Die Behandlung mit Clozapin

Der nachfolgende Abschnitt befasst sich mit dem Antipsychotikum Clozapin.

Die besondere Bedeutung von Clozapin

Clozapin ist das wirksamste Medikament zur Behandlung von Positiv- und Negativsymptomatik.

Clozapin ist anderen Antipsychotika in vielen Bereich überlegen und wirkt auch dann, wenn andere Antipsychotika nicht mehr ausreichend wirken. Im Vergleich zu anderen Antipsychotika führt Clozapin zu einer besseren Reduktion der Gesamtsterblichkeit. Dies schließt auch die Sterblichkeit durch Herz-Kreislauf-Erkrankungen ein. Das heißt, dass in der Gesamtschau, die Betroffenen trotz möglicher Nebenwirkungen unter Clozapin länger leben. Betroffene, die mit Clozapin behandelt werden, sind seltener im Krankenhaus.

Clozapin senkt im Vergleich nachweislich auch stärker die Gefahr von Suizidversuchen. Das heißt somit, dass Betroffene, die mit Clozapin behandelt werden, viel seltener einen Suizidversuch unternehmen. Aus diesem Grund wird in Deutschland in der S3-Leitlinie Clozapin bei Betroffenen mit anhaltenden Suizidgedanken empfohlen, auch wenn sie noch keine Hinweise auf eine therapieresistente Verlaufsform aufweisen.
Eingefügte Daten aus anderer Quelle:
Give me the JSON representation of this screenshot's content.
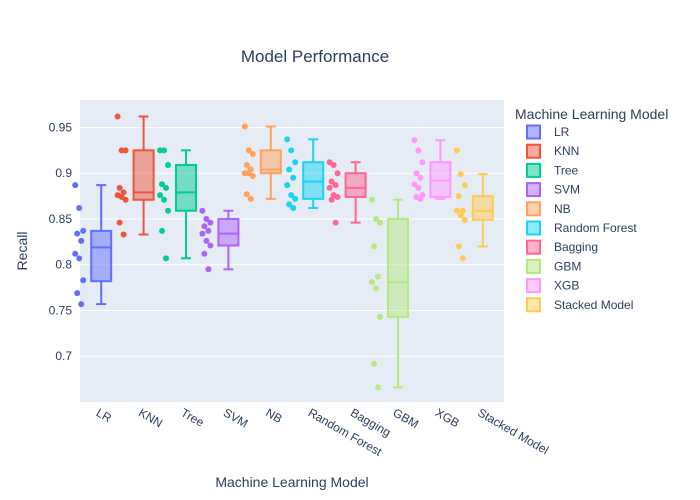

Im Vergleich zu anderen Antipsychotika ist Clozapin bei der Behandlung von Positivsymptomatik und Negativsymptomatik deutlich überlegen. Auch die in der Behandlung depressiver Symptomatik ist Clozapin anderen Antipsychotika gegenüber überlegen​. Clozapin reduziert zudem das Risiko für Substanzmissbrauch bzw. das Rückfallrisiko bei einer vorbestehenden Abhängigkeitserkrankung.

Zusammenfassend kann gesagt werden, dass kein anderes Medikament diese Kombination aus positiven Effekten hat – auch nicht eine Kombinationsbehandlung mit unterschiedlichen Medikamenten. Daher gibt es die klare Leitlinien-Empfehlung, dass vor einer Kombination von verschiedenen Antipsychotika zur Behandlung der Psychose eine Monotherapie mit Clozapin versucht werden sollte. Auch wenn dann Clozapin nicht ausreichend wirkt, sollte es nicht abgesetzt werden, sondern mit einem anderen Antipsychotikum oder einer Elektrokonvulsionstherapie ergänzt werden.

Viele Behandler verschreiben Clozapin nur zögerlich, weil sie davon ausgehen, Clozapin sei gefährlich. Unter Beachtung der empfohlenen Überwachung – z.B. regelmäßige Blutkontrollen und Erfragen von Nebenwirkungen, ist Clozapin ein gut verträgliches Medikament, das den Betroffenen ein weitgehend beschwerdefreies Leben ermöglichen kann, auch wenn dies vorher mit anderen Medikamenten nicht möglich war.

Zudem gibt es klare Daten aus Umfragen, die zeigen, dass Betroffene mit Clozapin deutlich zufriedener sind. Einige betonen, dass sie die Anforderungen, die sie unter Clozapin erfüllen müssen – d.h. die o.g. Blutentnahmen – den anhaltenden Beschwerden unter anderen Antipsychotika vorziehen, da sie nun weitgehend beschwerdefrei seien.

Eine frühzeitige Behandlung mit Clozapin nach Feststellung der Therapieresistenz erhöht zudem die Chance, dass die Betroffenen eine weitgehende oder vollständige Besserung ihrer Symptome zeigen können.